In [8]:
import pandas as pd
import re
from nltk.corpus import stopwords
from nltk.tokenize import word_tokenize
import nltk
nltk.download('punkt')
nltk.download('stopwords')
import os

# Download NLTK resources
nltk.download('punkt')
nltk.download('stopwords')
nltk.download('punkt_tab')

def clean_text(text):
    """Clean review text"""
    if not isinstance(text, str):
        return ""
    
    # Remove special characters and numbers
    text = re.sub(r'[^a-zA-Z\s]', '', text)
    
    # Convert to lowercase
    text = text.lower()
    
    # Tokenize and remove stopwords
    tokens = word_tokenize(text)
    stop_words = set(stopwords.words('english'))
    tokens = [word for word in tokens if word not in stop_words]
    
    return ' '.join(tokens)

def preprocess_data(input_file, output_file):
    """Preprocess the scraped data"""
    # Create data directory if not exists
    os.makedirs('data', exist_ok=True)
    
    # Load data
    df = pd.read_csv(r"D:\Project\banking-app-reviews-analysis\data\bank_reviews_raw.csv")
    
    # Clean review text
    df['cleaned_review'] = df['review'].apply(clean_text)
    
    # Ensure proper date format
    df['date'] = pd.to_datetime(df['date']).dt.strftime('%Y-%m-%d')
    
    # Save cleaned data
    df.to_csv(output_file, index=False)
    print(f"Preprocessed data saved to {output_file}")

if __name__ == "__main__":
    preprocess_data(
        input_file='data/bank_reviews_raw.csv',
        output_file='data/bank_reviews_clean.csv'
    )

[nltk_data] Downloading package punkt to
[nltk_data]     C:\Users\Administrator\AppData\Roaming\nltk_data...
[nltk_data]   Package punkt is already up-to-date!
[nltk_data] Downloading package stopwords to
[nltk_data]     C:\Users\Administrator\AppData\Roaming\nltk_data...
[nltk_data]   Package stopwords is already up-to-date!
[nltk_data] Downloading package punkt to
[nltk_data]     C:\Users\Administrator\AppData\Roaming\nltk_data...
[nltk_data]   Package punkt is already up-to-date!
[nltk_data] Downloading package stopwords to
[nltk_data]     C:\Users\Administrator\AppData\Roaming\nltk_data...
[nltk_data]   Package stopwords is already up-to-date!
[nltk_data] Downloading package punkt_tab to
[nltk_data]     C:\Users\Administrator\AppData\Roaming\nltk_data...
[nltk_data]   Package punkt_tab is already up-to-date!
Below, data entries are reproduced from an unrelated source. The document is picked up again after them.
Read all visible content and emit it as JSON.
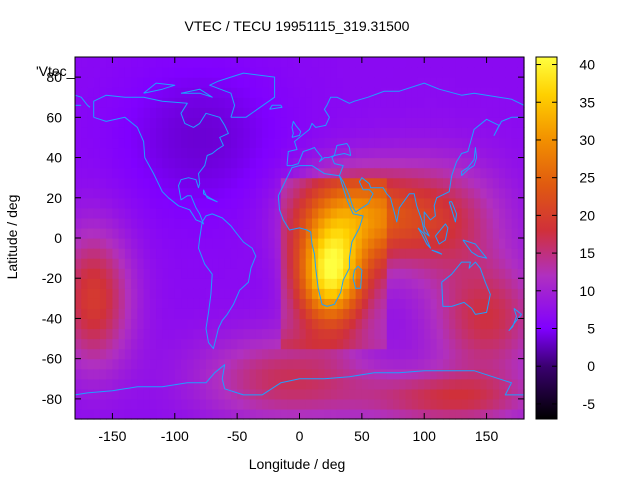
{
  "chart_data": {
    "type": "heatmap",
    "title": "VTEC / TECU 19951115_319.31500",
    "xlabel": "Longitude / deg",
    "ylabel": "Latitude / deg",
    "series_label": "'Vtec_",
    "xlim": [
      -180,
      180
    ],
    "ylim": [
      -90,
      90
    ],
    "x_ticks": [
      -150,
      -100,
      -50,
      0,
      50,
      100,
      150
    ],
    "y_ticks": [
      -80,
      -60,
      -40,
      -20,
      0,
      20,
      40,
      60,
      80
    ],
    "colorbar": {
      "range": [
        -7,
        41
      ],
      "ticks": [
        -5,
        0,
        5,
        10,
        15,
        20,
        25,
        30,
        35,
        40
      ],
      "stops": [
        {
          "v": -7,
          "color": "#000000"
        },
        {
          "v": 0,
          "color": "#3a0070"
        },
        {
          "v": 5,
          "color": "#8000ff"
        },
        {
          "v": 12,
          "color": "#b030c0"
        },
        {
          "v": 18,
          "color": "#d0303a"
        },
        {
          "v": 24,
          "color": "#e05a10"
        },
        {
          "v": 30,
          "color": "#f29000"
        },
        {
          "v": 36,
          "color": "#ffd000"
        },
        {
          "v": 41,
          "color": "#ffff40"
        }
      ]
    },
    "coastline_color": "#1ea0ff",
    "grid": false,
    "legend": "top-left"
  }
}
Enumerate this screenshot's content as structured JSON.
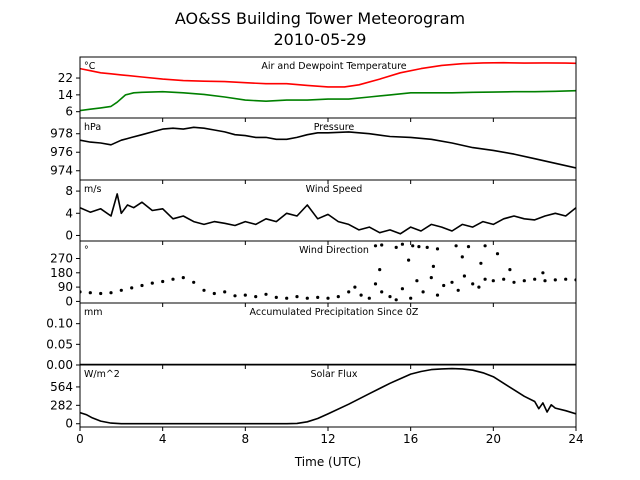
{
  "figure": {
    "title": "AO&SS Building Tower Meteorogram",
    "subtitle": "2010-05-29",
    "xlabel": "Time (UTC)"
  },
  "chart_data": [
    {
      "type": "line",
      "id": "temp",
      "title": "Air and Dewpoint Temperature",
      "unit": "°C",
      "xlim": [
        0,
        24
      ],
      "ylim": [
        3,
        32
      ],
      "yticks": [
        "6",
        "14",
        "22"
      ],
      "xticks": [
        "0",
        "4",
        "8",
        "12",
        "16",
        "20",
        "24"
      ],
      "series": [
        {
          "color": "#ff0000",
          "x": [
            0,
            0.5,
            1,
            1.5,
            2,
            3,
            4,
            5,
            6,
            7,
            8,
            9,
            10,
            11,
            12,
            12.8,
            13.5,
            14.5,
            15.5,
            16.5,
            17.5,
            18.5,
            19.5,
            20.5,
            21.5,
            22.5,
            23.5,
            24
          ],
          "y": [
            26.5,
            25.5,
            24.5,
            24,
            23.5,
            22.5,
            21.5,
            20.8,
            20.5,
            20.3,
            19.8,
            19.3,
            19.3,
            18.5,
            17.8,
            17.8,
            18.8,
            21.5,
            24.5,
            26.5,
            28,
            28.8,
            29.2,
            29.3,
            29.1,
            29.2,
            29.1,
            29
          ]
        },
        {
          "color": "#008000",
          "x": [
            0,
            0.5,
            1,
            1.5,
            1.8,
            2.2,
            2.6,
            3,
            4,
            5,
            6,
            7,
            8,
            9,
            10,
            11,
            12,
            13,
            14,
            15,
            16,
            17,
            18,
            19,
            20,
            21,
            22,
            23,
            24
          ],
          "y": [
            6.5,
            7.2,
            7.8,
            8.5,
            10.5,
            14,
            15,
            15.2,
            15.5,
            15,
            14.2,
            13,
            11.5,
            11,
            11.5,
            11.5,
            12,
            12,
            13,
            14,
            15,
            15,
            15,
            15.2,
            15.3,
            15.5,
            15.5,
            15.7,
            16
          ]
        }
      ]
    },
    {
      "type": "line",
      "id": "pressure",
      "title": "Pressure",
      "unit": "hPa",
      "xlim": [
        0,
        24
      ],
      "ylim": [
        973,
        979.7
      ],
      "yticks": [
        "974",
        "976",
        "978"
      ],
      "series": [
        {
          "color": "#000000",
          "x": [
            0,
            0.5,
            1,
            1.5,
            2,
            2.5,
            3,
            3.5,
            4,
            4.5,
            5,
            5.5,
            6,
            6.5,
            7,
            7.5,
            8,
            8.5,
            9,
            9.5,
            10,
            10.5,
            11,
            11.5,
            12,
            13,
            14,
            15,
            16,
            17,
            18,
            19,
            20,
            21,
            22,
            23,
            24
          ],
          "y": [
            977.3,
            977.1,
            977.0,
            976.8,
            977.3,
            977.6,
            977.9,
            978.2,
            978.5,
            978.6,
            978.5,
            978.7,
            978.6,
            978.4,
            978.2,
            977.9,
            977.8,
            977.6,
            977.6,
            977.4,
            977.4,
            977.6,
            977.9,
            978.1,
            978.1,
            978.2,
            978.0,
            977.7,
            977.6,
            977.4,
            977.0,
            976.5,
            976.2,
            975.8,
            975.3,
            974.8,
            974.3
          ]
        }
      ]
    },
    {
      "type": "line",
      "id": "wind_speed",
      "title": "Wind Speed",
      "unit": "m/s",
      "xlim": [
        0,
        24
      ],
      "ylim": [
        -1,
        10
      ],
      "yticks": [
        "0",
        "4",
        "8"
      ],
      "series": [
        {
          "color": "#000000",
          "x": [
            0,
            0.5,
            1,
            1.5,
            1.8,
            2,
            2.3,
            2.6,
            3,
            3.5,
            4,
            4.5,
            5,
            5.5,
            6,
            6.5,
            7,
            7.5,
            8,
            8.5,
            9,
            9.5,
            10,
            10.5,
            11,
            11.5,
            12,
            12.5,
            13,
            13.5,
            14,
            14.5,
            15,
            15.5,
            16,
            16.5,
            17,
            17.5,
            18,
            18.5,
            19,
            19.5,
            20,
            20.5,
            21,
            21.5,
            22,
            22.5,
            23,
            23.5,
            24
          ],
          "y": [
            5,
            4.2,
            4.8,
            3.5,
            7.5,
            4,
            5.5,
            5,
            6,
            4.5,
            4.8,
            3,
            3.5,
            2.5,
            2,
            2.5,
            2.2,
            1.8,
            2.5,
            2,
            3,
            2.5,
            4,
            3.5,
            5.5,
            3,
            3.8,
            2.5,
            2,
            1,
            1.5,
            0.5,
            1,
            0.3,
            1.5,
            0.8,
            2,
            1.5,
            0.8,
            2,
            1.5,
            2.5,
            2,
            3,
            3.5,
            3,
            2.8,
            3.5,
            4,
            3.5,
            5
          ]
        }
      ]
    },
    {
      "type": "scatter",
      "id": "wind_direction",
      "title": "Wind Direction",
      "unit": "°",
      "xlim": [
        0,
        24
      ],
      "ylim": [
        -10,
        380
      ],
      "yticks": [
        "0",
        "90",
        "180",
        "270"
      ],
      "series": [
        {
          "color": "#000000",
          "x": [
            0,
            0.5,
            1,
            1.5,
            2,
            2.5,
            3,
            3.5,
            4,
            4.5,
            5,
            5.5,
            6,
            6.5,
            7,
            7.5,
            8,
            8.5,
            9,
            9.5,
            10,
            10.5,
            11,
            11.5,
            12,
            12.5,
            13,
            13.3,
            13.6,
            14,
            14.3,
            14.6,
            15,
            15.3,
            15.6,
            16,
            16.3,
            16.6,
            17,
            17.3,
            17.6,
            18,
            18.3,
            18.6,
            19,
            19.3,
            19.6,
            20,
            20.5,
            21,
            21.5,
            22,
            22.5,
            23,
            23.5,
            24
          ],
          "y": [
            60,
            55,
            50,
            55,
            70,
            85,
            100,
            115,
            125,
            140,
            150,
            120,
            70,
            50,
            60,
            35,
            40,
            30,
            45,
            25,
            20,
            30,
            20,
            25,
            20,
            30,
            60,
            90,
            40,
            20,
            110,
            60,
            30,
            10,
            80,
            20,
            130,
            60,
            150,
            40,
            100,
            120,
            70,
            160,
            110,
            90,
            140,
            130,
            140,
            120,
            130,
            140,
            130,
            135,
            140,
            135
          ]
        },
        {
          "color": "#000000",
          "x": [
            14.3,
            14.6,
            15.3,
            15.6,
            16.1,
            16.4,
            16.8,
            17.3,
            18.2,
            18.8,
            19.6,
            20.2,
            14.5,
            15.9,
            17.1,
            18.5,
            19.4,
            20.8,
            22.4
          ],
          "y": [
            350,
            355,
            340,
            360,
            350,
            345,
            340,
            330,
            350,
            345,
            350,
            300,
            200,
            260,
            220,
            280,
            240,
            200,
            180
          ]
        }
      ]
    },
    {
      "type": "line",
      "id": "precip",
      "title": "Accumulated Precipitation Since 0Z",
      "unit": "mm",
      "xlim": [
        0,
        24
      ],
      "ylim": [
        0,
        0.15
      ],
      "yticks": [
        "0.00",
        "0.05",
        "0.10"
      ],
      "series": [
        {
          "color": "#000000",
          "x": [
            0,
            24
          ],
          "y": [
            0,
            0
          ]
        }
      ]
    },
    {
      "type": "line",
      "id": "solar",
      "title": "Solar Flux",
      "unit": "W/m^2",
      "xlim": [
        0,
        24
      ],
      "ylim": [
        -50,
        900
      ],
      "yticks": [
        "0",
        "282",
        "564"
      ],
      "series": [
        {
          "color": "#000000",
          "x": [
            0,
            0.3,
            0.6,
            1,
            1.5,
            2,
            3,
            4,
            5,
            6,
            7,
            8,
            9,
            10,
            10.5,
            11,
            11.5,
            12,
            13,
            14,
            15,
            16,
            16.5,
            17,
            17.5,
            18,
            18.5,
            19,
            19.5,
            20,
            20.5,
            21,
            21.5,
            22,
            22.2,
            22.4,
            22.6,
            22.8,
            23,
            23.5,
            24
          ],
          "y": [
            170,
            140,
            90,
            40,
            10,
            0,
            0,
            0,
            0,
            0,
            0,
            0,
            0,
            0,
            5,
            30,
            80,
            150,
            300,
            460,
            620,
            760,
            800,
            830,
            840,
            845,
            840,
            820,
            780,
            720,
            620,
            520,
            420,
            340,
            230,
            320,
            180,
            290,
            240,
            200,
            150
          ]
        }
      ]
    }
  ]
}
Preprocessed data saved to data/bank_reviews_clean.csv


In [11]:
import pandas as pd

# Load your dataset
df = pd.read_csv(r"D:\Project\banking-app-reviews-analysis\data\bank_reviews_raw.csv")
# Calculate total number of rows
total_rows = len(df)

# Calculate missing values per column
missing_counts = df.isnull().sum()

# Calculate missing percentages
missing_percentages = (missing_counts / total_rows) * 100

# Print missing percentages
print("Missing data (%):")
print(missing_percentages)

# Identify columns exceeding 5% missing
above_5_percent = missing_percentages[missing_percentages > 5]

if not above_5_percent.empty:
    print("\n❌ Columns with more than 5% missing data:")
    print(above_5_percent)
else:
    print("\n✅ All columns have 5% or less missing data.")


Missing data (%):
review    0.0
rating    0.0
date      0.0
bank      0.0
source    0.0
dtype: float64

✅ All columns have 5% or less missing data.